Any reason why Virginia can’t do this too?
The District of Columbia government announced Monday that its $6.4 billion pension fund has fully divested from its direct investments in 200 of the world’s most polluting fossil fuel companies. In doing so, Washington, D.C. has taken a critical step toward addressing climate change, joining the more than 500 cities, philanthropic organizations, faith groups, universities, and other organizations that have divested funds worth a collective $3.4 trillion.
The decision by the District of Columbia Retirement Board (DCRB) to sell off its fossil fuel investments underscores D.C.’s commitment to protecting environmental quality and ensuring that generations of Washingtonians will inherit a safe and stable climate. It also marks a significant victory for DC Divest, the citizens group that has led a three-year campaign aimed at promoting divestment in the District of Columbia.

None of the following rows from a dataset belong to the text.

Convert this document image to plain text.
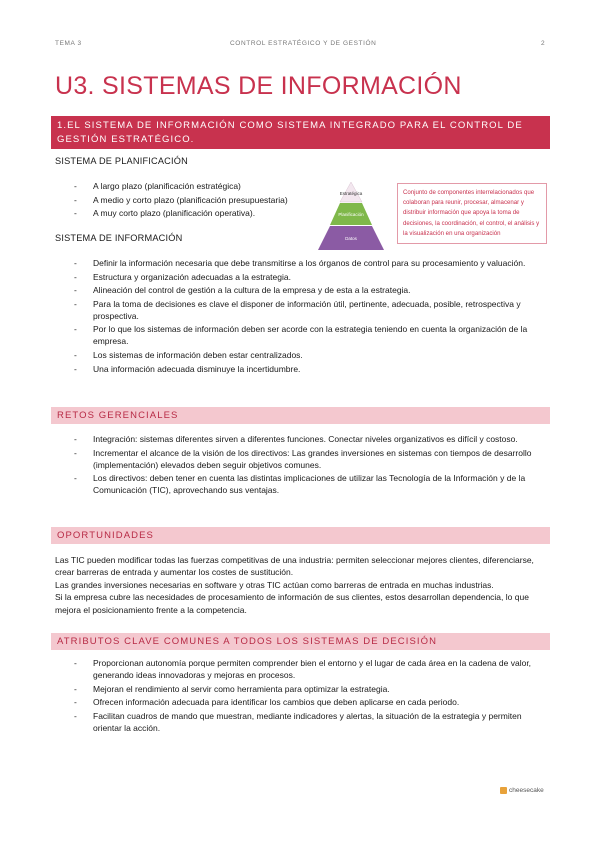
TEMA 3	CONTROL ESTRATÉGICO Y DE GESTIÓN	2
U3. SISTEMAS DE INFORMACIÓN
1.EL SISTEMA DE INFORMACIÓN COMO SISTEMA INTEGRADO PARA EL CONTROL DE GESTIÓN ESTRATÉGICO.
SISTEMA DE PLANIFICACIÓN
- A largo plazo (planificación estratégica)
- A medio y corto plazo (planificación presupuestaria)
- A muy corto plazo (planificación operativa).
Estratégica
Planificación
Datos
Conjunto de componentes interrelacionados que colaboran para reunir, procesar, almacenar y distribuir información que apoya la toma de decisiones, la coordinación, el control, el análisis y la visualización en una organización
SISTEMA DE INFORMACIÓN
- Definir la información necesaria que debe transmitirse a los órganos de control para su procesamiento y valuación.
- Estructura y organización adecuadas a la estrategia.
- Alineación del control de gestión a la cultura de la empresa y de esta a la estrategia.
- Para la toma de decisiones es clave el disponer de información útil, pertinente, adecuada, posible, retrospectiva y prospectiva.
- Por lo que los sistemas de información deben ser acorde con la estrategia teniendo en cuenta la organización de la empresa.
- Los sistemas de información deben estar centralizados.
- Una información adecuada disminuye la incertidumbre.
RETOS GERENCIALES
- Integración: sistemas diferentes sirven a diferentes funciones. Conectar niveles organizativos es difícil y costoso.
- Incrementar el alcance de la visión de los directivos: Las grandes inversiones en sistemas con tiempos de desarrollo (implementación) elevados deben seguir objetivos comunes.
- Los directivos: deben tener en cuenta las distintas implicaciones de utilizar las Tecnología de la Información y de la Comunicación (TIC), aprovechando sus ventajas.
OPORTUNIDADES

Las TIC pueden modificar todas las fuerzas competitivas de una industria: permiten seleccionar mejores clientes, diferenciarse, crear barreras de entrada y aumentar los costes de sustitución.

Las grandes inversiones necesarias en software y otras TIC actúan como barreras de entrada en muchas industrias.

Si la empresa cubre las necesidades de procesamiento de información de sus clientes, estos desarrollan dependencia, lo que mejora el posicionamiento frente a la competencia.

ATRIBUTOS CLAVE COMUNES A TODOS LOS SISTEMAS DE DECISIÓN
- Proporcionan autonomía porque permiten comprender bien el entorno y el lugar de cada área en la cadena de valor, generando ideas innovadoras y mejoras en procesos.
- Mejoran el rendimiento al servir como herramienta para optimizar la estrategia.
- Ofrecen información adecuada para identificar los cambios que deben aplicarse en cada periodo.
- Facilitan cuadros de mando que muestran, mediante indicadores y alertas, la situación de la estrategia y permiten orientar la acción.
cheesecake
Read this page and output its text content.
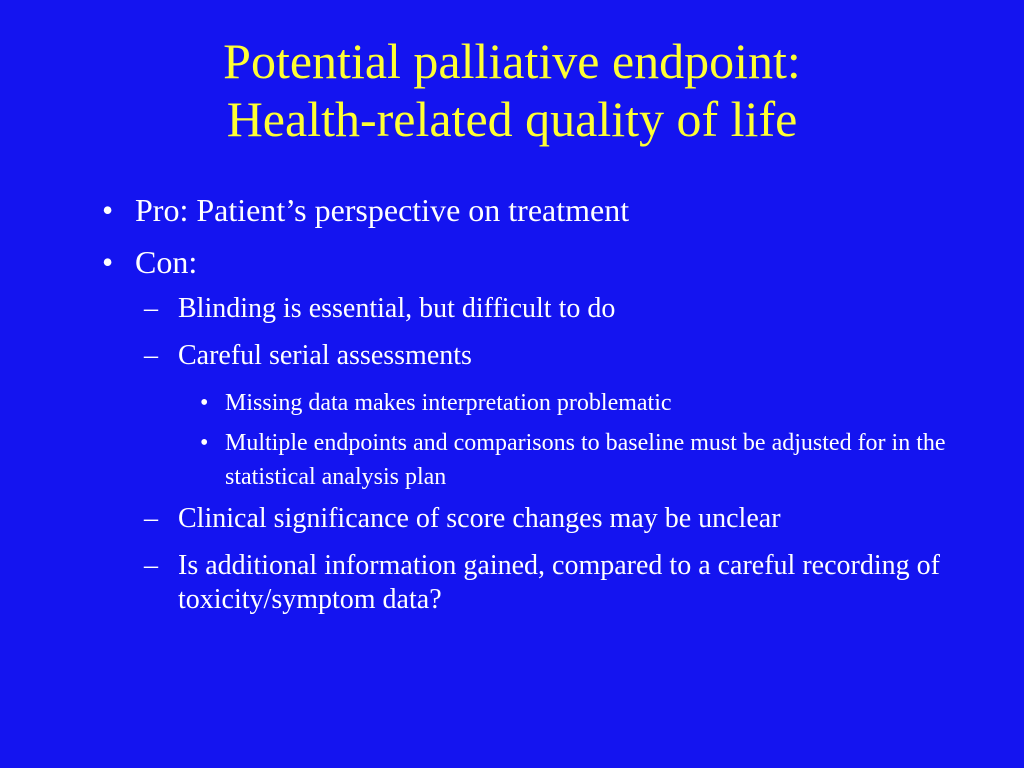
Potential palliative endpoint:
Health-related quality of life
• Pro: Patient’s perspective on treatment
• Con:
– Blinding is essential, but difficult to do
– Careful serial assessments
• Missing data makes interpretation problematic
• Multiple endpoints and comparisons to baseline must be adjusted for in the statistical analysis plan
– Clinical significance of score changes may be unclear
– Is additional information gained, compared to a careful recording of toxicity/symptom data?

“Time is up for the powers that be to act on climate change. If we’re going to take real action on climate change, we must take a hard stance against the fossil fuel industry,” said DC Divest spokesperson Matt Grason. “By divesting from fossil fuels, the nation’s capital has taken a critical step in creating the political will for climate action. Now it’s time for Congress to take note and pass comprehensive legislation to limit the carbon pollution driving climate change.”
So why aren’t we doing this in Virginia? Several reasons: 1) the influence of wealthy, powerful fossil-fuel-heavy corporations like Dominion Power; 2) the utter corruption of our political system, in which Dominion et al have “captured” the regulators and bought up the politicians; 3) lack of leadership – in fact, the opposite of leadership – from Gov. McAuliffe on this issue. Oh, and it’s also up to all of us to DEMAND that our state divest from environment-killing, life-destroying carbon-based fuels immediately. Beyond the moral and environmental reasons to do this, there are strong economic reasons as well, since the multi-trillion-dollar energy market of the 21st century is going to be heavily with clean energy, not dirty energy. The question is whether Virginia wants a piece of that action, or to be left in the (coal) dust? And no, this is not a difficult question to answer.